Au détour d'une page web, on apprend également que Sergio Sismondo aurait affirmé qu'il était « curateur » de cette pièce philatélique et qu'il avait pour objectif de l'exposer le plus possible pour la faire connaître. Rien à dire sur cette technique marketing de bonne guerre, cependant Sergio Sismondo est également l'émetteur du certificat sur lequel le vendeur base son argumentation.

Quoi qu'il en soit, il s'agit d'une pièce particulièrement intéressante de la philatélie canadienne mais à mon humble avis, des hommes d'affaires avisés tente de la commercialiser pour en obtenir un prix qu'il est difficile de justifier.

samedi 16 octobre 2010

Cocorico !

Il n'y a pas que les Américains, les Britanniques ou les Suisses qui peuvent se vanter d'avoir des timbres rares dont les prix défient l'imagination :

https://blogger.googleusercontent.com/img/b/R29vZ2xl/AVvXsEhLkXPxfosvcXguDjyE9kCXnCamUjX9GiCOhfQGkDldCGi8B63LRhjHIrbmaMuYspfauuMzLbmRnAFm1Myjc4nW3-ZQiz99e5bP9nFX2uK_GFnGREwWz_pmIn2HvLKLfRUWh3ATMQvVjdzN/s800/16-10-2010-1.jpg

Mis en vente par Boule philatélie, vente aux enchères du 16.10.2010, lot n° 36.

Valeur estimée : 300 000 à 350 000€

Prix de vente : Inconnu

Mis en vente par Spink le 17.11.2003, lot n° 90

Valeur estimée : 200 000 à 275 000€

Prix de vente : 240 000€

ex Champion, collection « Lafayette »


Inutile de préciser qu'il s'agit d'un tête-bête du 80 centimes carmin à l'effigie de Napoléon III, vous l'aurez reconnu.
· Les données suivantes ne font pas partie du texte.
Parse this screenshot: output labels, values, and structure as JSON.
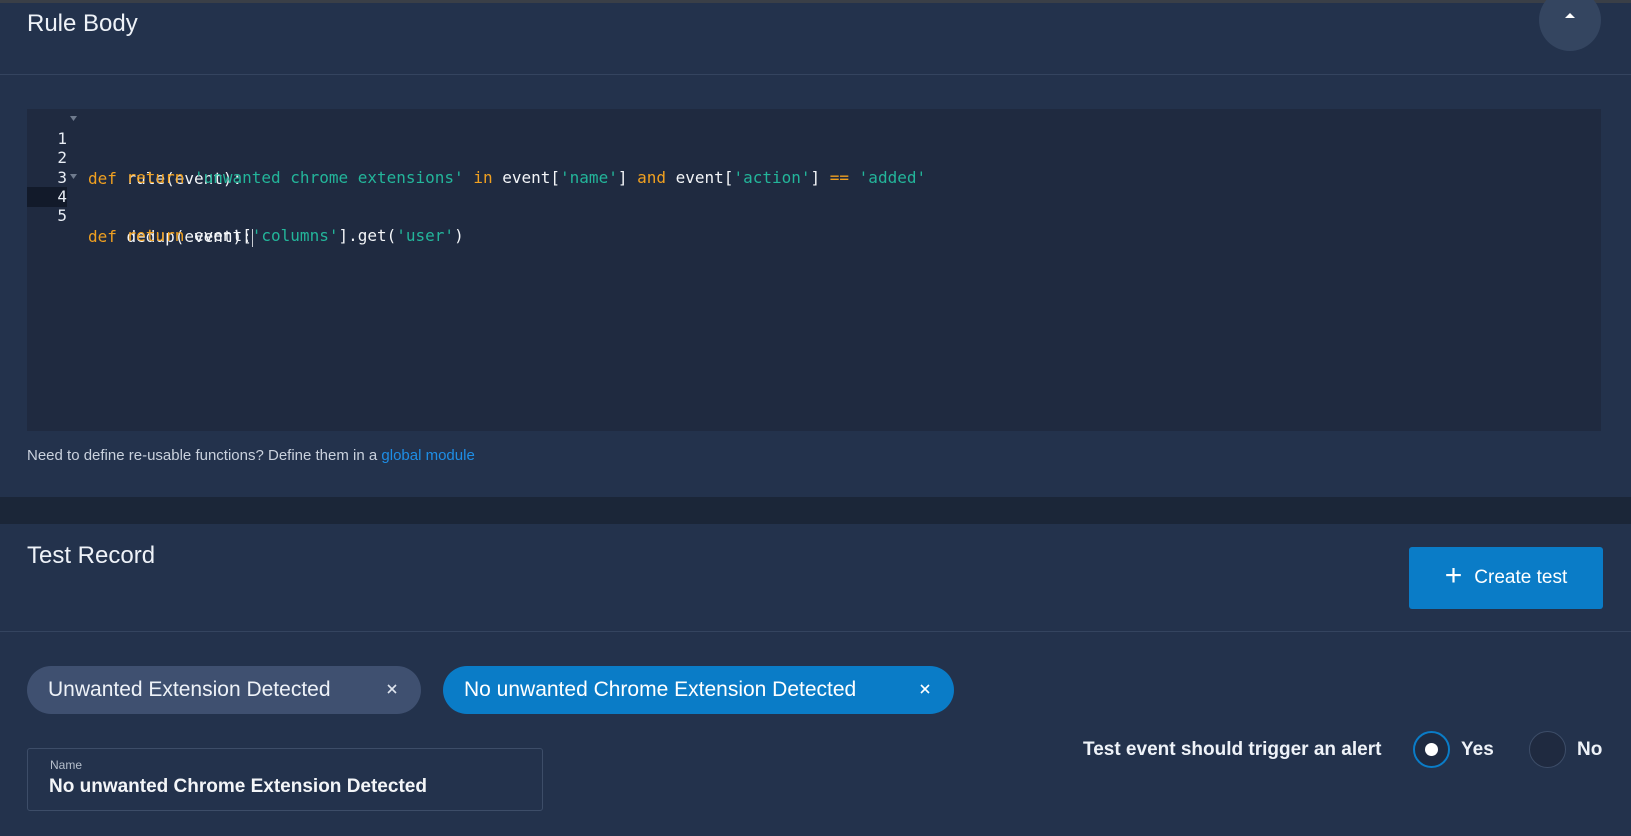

La description de cette pièce est spartiate : « France, 1853-1860, 80c carmin en paire tête-bêche neuve avec gomme. Unique paire tête-bêche connue, grande rareté de la collection de France classique. » 

Pourquoi si peu de détails ? Ce n'est quand même pas tous les jours qu'une pièce unique est offerte à la vente ! Unique ? En fait pas vraiment, il y a également des paires tête-bêche oblitérées. Il y a en même plusieurs sur lettres... Il s'agit cependant de la seule telle paire à l'état neuf. Elle a été découverte par le marchand Théodore Champion (le premier à ouvrir boutique sur la rue Drouot à Paris) dans les années 1930.

Je termine en observant que lors de la vente de 2003, le timbre était décrit comme neuf avec gomme partielle (et non complète et intègre comme on pourrait naïvement le supposer) et que le scan très précis semble indiquer qu'il y ait un léger froissement du papier du timbre supérieur mais il peut s'agir d'un artifice; le vendeur ne mentionnant rien à ce sujet.